Q125 Jeff Ennis: On the continuing
theme of reducing the skills gap, Chairman, one programme I have
been quite impressed with in Barnsley and Doncaster is the Entry
to Employment programme for the hard-to-reach youngsters, for
want of a better description, I think it is working. How integral
is that programme and the expansion of that programme to reducing
the regional skills gap, shall we say?
Mr Haysom: I think it is a hugely
important programme and I think we should be very proud across
the country of what has been achieved through it. What has been
particularly impressive in the last year has been that more and
more young people have been coming out of those programmes with
something very positive so they are coming out with employment
or they are coming out with enrolment on a course and an increasing
number of them are coming out and going into apprenticeships,
it is still a small number but it is an increasing number. It
is what we would call in the bureaucratic world, if I can use
that word, a positive progression. More and more of our young
people are getting positive destinations. I think the real issue
for us to work hard on is what happens to those young people who
are not even able to get on to the entry to employment stuff because
it is not the right course for them, it is kind of a pre-entry
to employment provision that we have got to make sure we have
got across the country. That is the bit we need to work hard on
to deliver.
Q126 Chairman: Apprenticeships, high
dropout rates, you were concerned about it a year ago, are you
still concerned about it?
Mr Haysom: Yes. Again, there have
been some very good improvements in what we would call framework
completions. More and more young people are staying on longer
within the Apprenticeship but it is still not where we would want
it to be. We still need further improvements and a lot of that
is about the quality of the provision that is offered and we are
working very hard to improve that. Some of it is about the nature
of the frameworks themselves and whether they are absolutely right
for employers.
Q127 Chairman: On some of these more
specific areas we are going to have you back as part of our inquiry
into learning and skills.
Mr Haysom: We would be delighted
to come back.
Q128 Dr Blackman-Woods: Can you tell
us why you published agenda for change ahead of the Foster
Review and the Leitch Review?
Mr Haysom: We have been working
on it for well over a year; we did because we went out and talked
to the sector about what was important to them and we talked to
them about what it is that they wanted to see changed. We did
that during the summer of 2004 and the work was then carried on
from there. We came to a point where we were able to publish and
I was able to go back out on a series of road showswhich
I apologise they were regional but it seemed to be the only efficient
way of doing itand fed back to everybody involved what
had been achieved. What we did do was to make absolutely sure,
because you would expect us to do this, what we were talking about
in agenda for change was not going to clash in any way
with what Sir Andrew Foster was talking about in his review of
FE, and indeed, what Sandy Leitch is looking at in terms of his
review. There has been a very serious attempt to align that work
and to be able to say that is clearly stuff that the LSC should
just be getting on with and working with the sector to sort out.

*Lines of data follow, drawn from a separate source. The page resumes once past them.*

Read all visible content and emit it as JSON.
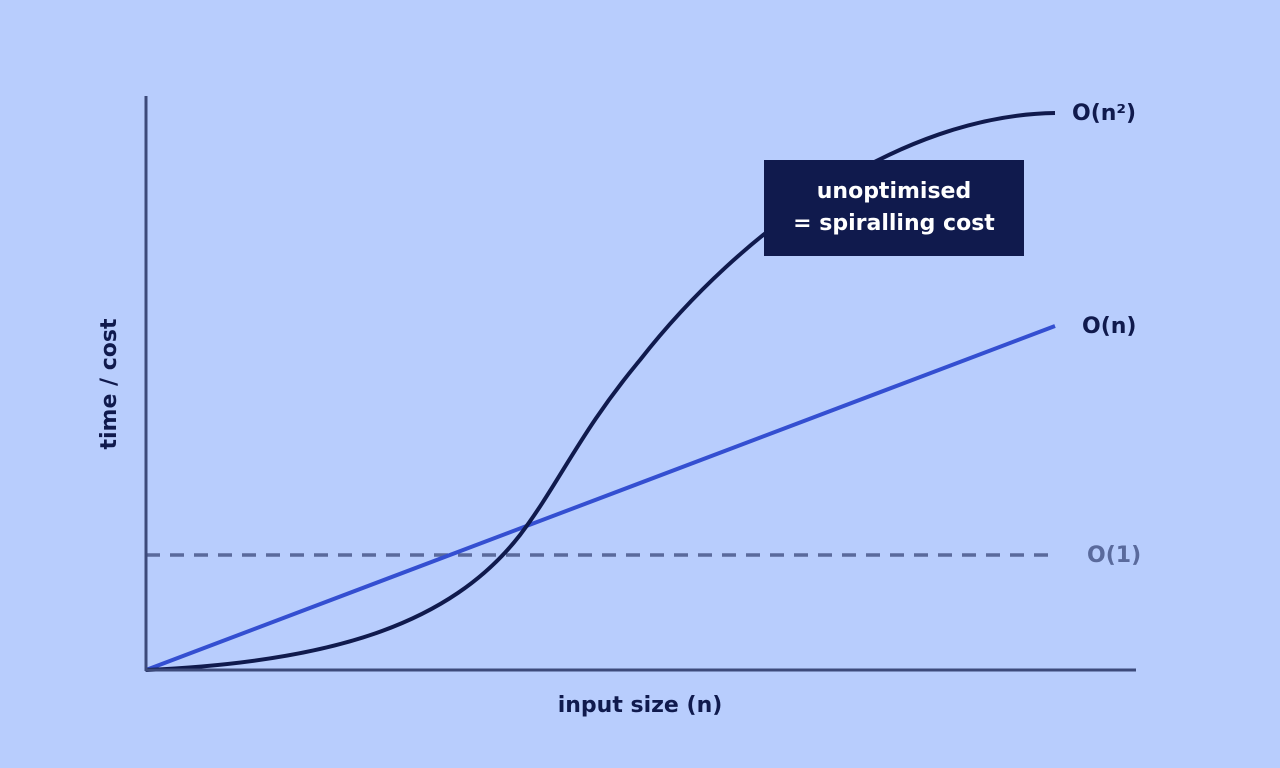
{
  "axes": {
    "y_label": "time / cost",
    "x_label": "input size (n)"
  },
  "curves": [
    {
      "label": "O(n²)"
    },
    {
      "label": "O(n)"
    },
    {
      "label": "O(1)"
    }
  ],
  "callout": {
    "lines": [
      "unoptimised",
      "= spiralling cost"
    ]
  }
}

What we do not want to do is tie that up for another year waiting
for various reports to emerge, but let us make sure within that
that it all fits together and that is what we have been trying
to do.
Q129 Dr Blackman-Woods: Will you
amend it if necessary or revise it after the Foster Review?
Mr Haysom: It depends what emerges,
does it not?
Chairman: Certainly, we will find both
of those reports very useful and we will be writing up our skills
report after that. Can I thank you very much, Chris and Mark,
for quite a long session. Hopefully, you have got some value out
of it; we certainly have. Can I thank my colleagues and Gurney's
who I slandered almost last time because I said they were Hansard
and Gurney's, I believe the Clerk tells me, has been going longer
than Hansard, not that these two ladies were there when they started!
We ought to ask them sometimes about the high skills they develop
in the job! Thank you all very much.